This is very interesting and has a very strong franchise in Asia. They have some very good high ROE Canadian businesses. The big decision for them is a need to get out of the US business and drive their ROE higher. If they can do that, the stock will do much, much better. A great story and pays a good dividend yield.

BUY ON WEAKNESS

This has been a gift that keeps giving. It has done very well over the last few years. He has this trading at 11.1 2018 versus Sun Life (SLF-T) at 11.4. There has been convergence amongst all the insurance companies in Canada. To him, this is a good deal.
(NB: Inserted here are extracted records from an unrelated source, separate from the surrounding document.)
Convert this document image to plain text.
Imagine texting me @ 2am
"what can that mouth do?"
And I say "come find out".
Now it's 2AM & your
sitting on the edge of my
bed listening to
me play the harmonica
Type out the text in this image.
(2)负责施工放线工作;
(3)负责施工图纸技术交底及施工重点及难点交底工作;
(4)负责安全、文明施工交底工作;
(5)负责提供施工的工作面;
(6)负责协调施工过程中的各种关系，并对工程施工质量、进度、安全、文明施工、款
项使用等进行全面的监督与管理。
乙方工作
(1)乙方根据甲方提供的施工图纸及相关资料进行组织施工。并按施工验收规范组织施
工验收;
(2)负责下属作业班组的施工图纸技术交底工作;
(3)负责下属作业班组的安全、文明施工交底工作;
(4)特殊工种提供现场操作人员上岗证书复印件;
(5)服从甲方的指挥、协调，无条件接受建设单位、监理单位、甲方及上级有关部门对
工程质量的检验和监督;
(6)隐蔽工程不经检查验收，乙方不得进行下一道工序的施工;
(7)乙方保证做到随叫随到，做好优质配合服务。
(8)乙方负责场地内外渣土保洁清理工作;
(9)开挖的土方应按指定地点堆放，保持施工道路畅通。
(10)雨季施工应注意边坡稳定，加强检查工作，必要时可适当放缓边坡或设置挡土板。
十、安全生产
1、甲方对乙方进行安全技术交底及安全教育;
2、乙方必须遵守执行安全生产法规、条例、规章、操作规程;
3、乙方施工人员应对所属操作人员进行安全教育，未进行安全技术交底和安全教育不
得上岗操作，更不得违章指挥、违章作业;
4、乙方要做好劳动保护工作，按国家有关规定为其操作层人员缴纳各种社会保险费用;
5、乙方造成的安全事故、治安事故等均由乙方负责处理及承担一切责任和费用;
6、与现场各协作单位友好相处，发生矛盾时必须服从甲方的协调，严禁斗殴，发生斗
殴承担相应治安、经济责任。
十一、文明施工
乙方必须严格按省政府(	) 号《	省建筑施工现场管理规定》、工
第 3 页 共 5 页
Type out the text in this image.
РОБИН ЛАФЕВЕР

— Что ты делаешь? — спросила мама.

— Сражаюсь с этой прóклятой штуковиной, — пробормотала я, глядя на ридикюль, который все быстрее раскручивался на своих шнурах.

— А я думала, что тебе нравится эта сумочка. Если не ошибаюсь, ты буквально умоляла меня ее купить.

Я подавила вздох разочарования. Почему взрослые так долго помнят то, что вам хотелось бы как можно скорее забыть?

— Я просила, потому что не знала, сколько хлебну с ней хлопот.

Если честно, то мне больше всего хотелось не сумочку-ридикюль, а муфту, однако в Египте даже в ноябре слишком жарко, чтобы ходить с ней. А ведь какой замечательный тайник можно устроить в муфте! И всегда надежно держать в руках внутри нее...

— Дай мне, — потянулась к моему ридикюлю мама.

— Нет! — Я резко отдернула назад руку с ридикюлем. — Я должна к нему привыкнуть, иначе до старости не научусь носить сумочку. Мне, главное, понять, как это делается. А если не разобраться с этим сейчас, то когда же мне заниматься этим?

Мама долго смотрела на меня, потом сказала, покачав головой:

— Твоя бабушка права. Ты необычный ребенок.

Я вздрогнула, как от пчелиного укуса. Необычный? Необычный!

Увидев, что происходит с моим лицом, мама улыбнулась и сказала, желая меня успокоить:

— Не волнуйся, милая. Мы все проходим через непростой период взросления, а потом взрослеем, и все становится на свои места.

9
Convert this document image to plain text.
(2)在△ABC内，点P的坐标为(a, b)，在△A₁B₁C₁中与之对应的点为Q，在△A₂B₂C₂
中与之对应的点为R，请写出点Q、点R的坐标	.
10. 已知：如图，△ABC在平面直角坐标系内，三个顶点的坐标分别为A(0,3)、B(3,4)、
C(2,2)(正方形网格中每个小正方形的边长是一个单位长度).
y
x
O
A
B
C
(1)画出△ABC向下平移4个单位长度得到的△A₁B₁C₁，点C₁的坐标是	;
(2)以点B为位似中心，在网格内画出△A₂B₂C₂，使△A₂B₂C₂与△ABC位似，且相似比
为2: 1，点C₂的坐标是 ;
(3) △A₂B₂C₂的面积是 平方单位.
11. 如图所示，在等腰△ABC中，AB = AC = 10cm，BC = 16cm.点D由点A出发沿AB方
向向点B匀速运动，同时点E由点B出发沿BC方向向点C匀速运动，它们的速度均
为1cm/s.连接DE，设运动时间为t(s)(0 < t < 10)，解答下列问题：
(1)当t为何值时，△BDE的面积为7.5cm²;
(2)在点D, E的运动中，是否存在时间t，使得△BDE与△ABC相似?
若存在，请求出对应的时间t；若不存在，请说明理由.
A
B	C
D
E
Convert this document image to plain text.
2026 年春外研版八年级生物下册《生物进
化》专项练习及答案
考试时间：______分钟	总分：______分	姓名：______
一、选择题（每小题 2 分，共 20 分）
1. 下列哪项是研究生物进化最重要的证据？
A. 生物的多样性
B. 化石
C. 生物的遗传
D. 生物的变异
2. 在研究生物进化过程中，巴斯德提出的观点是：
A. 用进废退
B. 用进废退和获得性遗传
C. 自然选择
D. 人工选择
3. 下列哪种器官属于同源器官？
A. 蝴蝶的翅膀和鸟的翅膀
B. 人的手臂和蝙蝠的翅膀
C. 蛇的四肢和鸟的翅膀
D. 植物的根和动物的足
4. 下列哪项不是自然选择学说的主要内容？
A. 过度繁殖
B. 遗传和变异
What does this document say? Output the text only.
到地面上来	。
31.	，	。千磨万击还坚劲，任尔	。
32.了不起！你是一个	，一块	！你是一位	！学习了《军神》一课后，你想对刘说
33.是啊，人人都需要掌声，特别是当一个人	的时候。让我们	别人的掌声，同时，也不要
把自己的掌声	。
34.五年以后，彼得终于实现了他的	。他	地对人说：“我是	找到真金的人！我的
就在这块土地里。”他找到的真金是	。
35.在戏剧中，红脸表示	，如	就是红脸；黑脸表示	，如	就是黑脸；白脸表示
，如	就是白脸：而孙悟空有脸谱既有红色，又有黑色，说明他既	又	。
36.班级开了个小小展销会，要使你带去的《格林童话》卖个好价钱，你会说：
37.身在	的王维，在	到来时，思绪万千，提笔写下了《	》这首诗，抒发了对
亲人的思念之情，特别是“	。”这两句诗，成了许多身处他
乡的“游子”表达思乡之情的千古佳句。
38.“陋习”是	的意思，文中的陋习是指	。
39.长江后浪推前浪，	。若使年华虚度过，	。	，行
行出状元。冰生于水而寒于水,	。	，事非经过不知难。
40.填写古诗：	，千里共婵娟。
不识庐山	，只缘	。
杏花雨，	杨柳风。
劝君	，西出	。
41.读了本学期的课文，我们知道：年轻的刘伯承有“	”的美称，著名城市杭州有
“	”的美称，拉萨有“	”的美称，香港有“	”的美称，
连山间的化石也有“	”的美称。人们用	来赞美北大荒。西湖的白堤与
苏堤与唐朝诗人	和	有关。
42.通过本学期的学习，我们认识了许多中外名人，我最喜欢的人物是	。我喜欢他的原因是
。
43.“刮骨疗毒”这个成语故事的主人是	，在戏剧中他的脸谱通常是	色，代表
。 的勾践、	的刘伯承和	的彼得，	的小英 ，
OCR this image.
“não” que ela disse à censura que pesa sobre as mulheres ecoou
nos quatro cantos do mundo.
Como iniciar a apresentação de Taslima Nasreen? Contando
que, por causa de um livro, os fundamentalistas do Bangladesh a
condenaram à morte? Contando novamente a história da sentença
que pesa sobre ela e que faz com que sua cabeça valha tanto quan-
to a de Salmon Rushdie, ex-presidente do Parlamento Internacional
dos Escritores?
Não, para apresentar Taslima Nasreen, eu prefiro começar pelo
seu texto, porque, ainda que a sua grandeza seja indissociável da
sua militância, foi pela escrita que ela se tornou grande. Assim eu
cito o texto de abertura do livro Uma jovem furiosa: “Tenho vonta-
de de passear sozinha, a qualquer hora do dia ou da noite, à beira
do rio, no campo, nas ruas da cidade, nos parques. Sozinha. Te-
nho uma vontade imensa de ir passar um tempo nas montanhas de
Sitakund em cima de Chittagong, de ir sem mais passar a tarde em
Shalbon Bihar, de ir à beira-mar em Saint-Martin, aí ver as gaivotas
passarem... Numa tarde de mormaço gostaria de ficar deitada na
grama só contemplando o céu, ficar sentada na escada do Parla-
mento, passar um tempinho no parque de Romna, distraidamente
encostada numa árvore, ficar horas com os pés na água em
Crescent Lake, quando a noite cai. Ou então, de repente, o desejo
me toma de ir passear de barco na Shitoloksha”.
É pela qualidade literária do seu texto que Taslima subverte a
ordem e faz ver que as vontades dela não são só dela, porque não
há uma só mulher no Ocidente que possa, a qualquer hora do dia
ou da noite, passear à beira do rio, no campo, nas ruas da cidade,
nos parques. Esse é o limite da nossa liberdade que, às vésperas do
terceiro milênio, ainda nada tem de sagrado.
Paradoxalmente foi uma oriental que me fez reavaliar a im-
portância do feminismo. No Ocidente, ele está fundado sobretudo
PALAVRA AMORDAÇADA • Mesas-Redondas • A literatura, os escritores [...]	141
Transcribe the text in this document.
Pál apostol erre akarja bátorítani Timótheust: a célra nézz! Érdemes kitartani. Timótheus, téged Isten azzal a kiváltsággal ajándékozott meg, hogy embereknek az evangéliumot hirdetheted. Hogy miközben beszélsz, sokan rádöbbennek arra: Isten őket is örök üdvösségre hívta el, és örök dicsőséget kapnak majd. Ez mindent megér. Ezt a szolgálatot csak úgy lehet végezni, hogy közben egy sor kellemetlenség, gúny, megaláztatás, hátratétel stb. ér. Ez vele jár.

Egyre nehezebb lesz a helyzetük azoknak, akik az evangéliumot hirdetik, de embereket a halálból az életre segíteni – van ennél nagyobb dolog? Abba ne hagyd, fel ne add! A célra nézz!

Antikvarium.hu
He models it growing at 9% with a 13% dividend growth. Good balance sheet. On a little bit of a pullback, you could buy this.

WEAK BUY

They have operations around the world. They are the large asset business in Canada and the US. The new management was positive for the stock and it had a good run. He would pick SLF-T over MFC-T, however. Both are decent investments.

PAST TOP PICK

(A Top Pick Feb 1/17. Up 11%.) The life insurance industry is very well positioned to take advantage if we have rising rates going forward. This company has always been particularly adept at placing itself in Asia where there is a tremendous amount of growth. Well diversified. With the new CFO, he thinks they are going to pay attention to some of the legacy problems they've had in the US. Overall, he expects profitability and margins will have a very good chance of increasing fairly significantly over the next while. This is still a Buy.

PAST TOP PICK

(A Top Pick Nov 18/16. Up 21%.) He still likes the insurers. Trading at 1.4X Price to Book which is not bad. 3% dividend yield, with a decent healthy growth rate. Rising interest rates and a stronger economy is going to help insurers like this. They are diversified into the Asian space, which should help them longer-term. A solid, steady name going forward.

BUY ON WEAKNESS

He would prefer it a little cheaper, perhaps $24-$25. He likes this longer-term. Good business and good growth in Asia. The question is, can they offload some of their poorer US businesses. Overall, this is a good company. They increased their dividend last year by about 10%, and he expects another increase this year. (See Top Picks)

COMMENT

Banks? or lifecos? He sold MFC-T about a year ago. They are a great play on rising interest rates. He did not think they would go up as fast as they did and so he allocated to bank shares.

PAST TOP PICK

(A Top Pick Jan 11/17, Up 13%) They have a great deal of exposure to fixed income. There is a new CEO who is quite impressive. Their Asian operations are their crown jewel. The 3% dividend should continue to grow.

COMMENT

Manulife (MFC-T) or Sun Life (SLF-T)? Insurance companies tend to move up and down with interest rates. If you continue to see the interest rates gradually move up, it will be a positive. ROE’s are decent. Both are benefiting from what is happening in Asia. Both companies are fine.

BUY

MFC-T vs. SLF-T. It is a close call. He would have to go with MFC-T because he believes they have more recovery upside. MFC-T has some issues but if they address them they will have more upside.

COMMENT

Has a very strong Asian franchise, which is very beneficial, as it is the high growth area of the world. The issue he would have is their earnings sensitivity to the interest rate curve, which continues to flatten.

COMMENT

Doesn’t follow this closely. Canadian operations appear to be excellent and well run and have a strong position in the market. Looking at lifecos in general, in the current environment where it is very difficult to get investors deposits in SEG funds, it is the change in interest rates that is really going to impact earnings growth. If interest rates go up, then lifecos benefit because the present value of liabilities is reduced. It also has exposure to Asia, so you have to make a call on this factor.

COMMENT

Sun Life (SLF-T) or Manulife (MFC-T)? In a slowly rising interest rate environment, both banks and lifecos will benefit, and you want to have representation in both groups. She owns 3 banks and 1 lifeco. Both have done well. This one was lagging, but has now played a bit of catch-up. Both just reported good results. Her preference would be this because she likes their Asian exposure, which will be a faster growth market.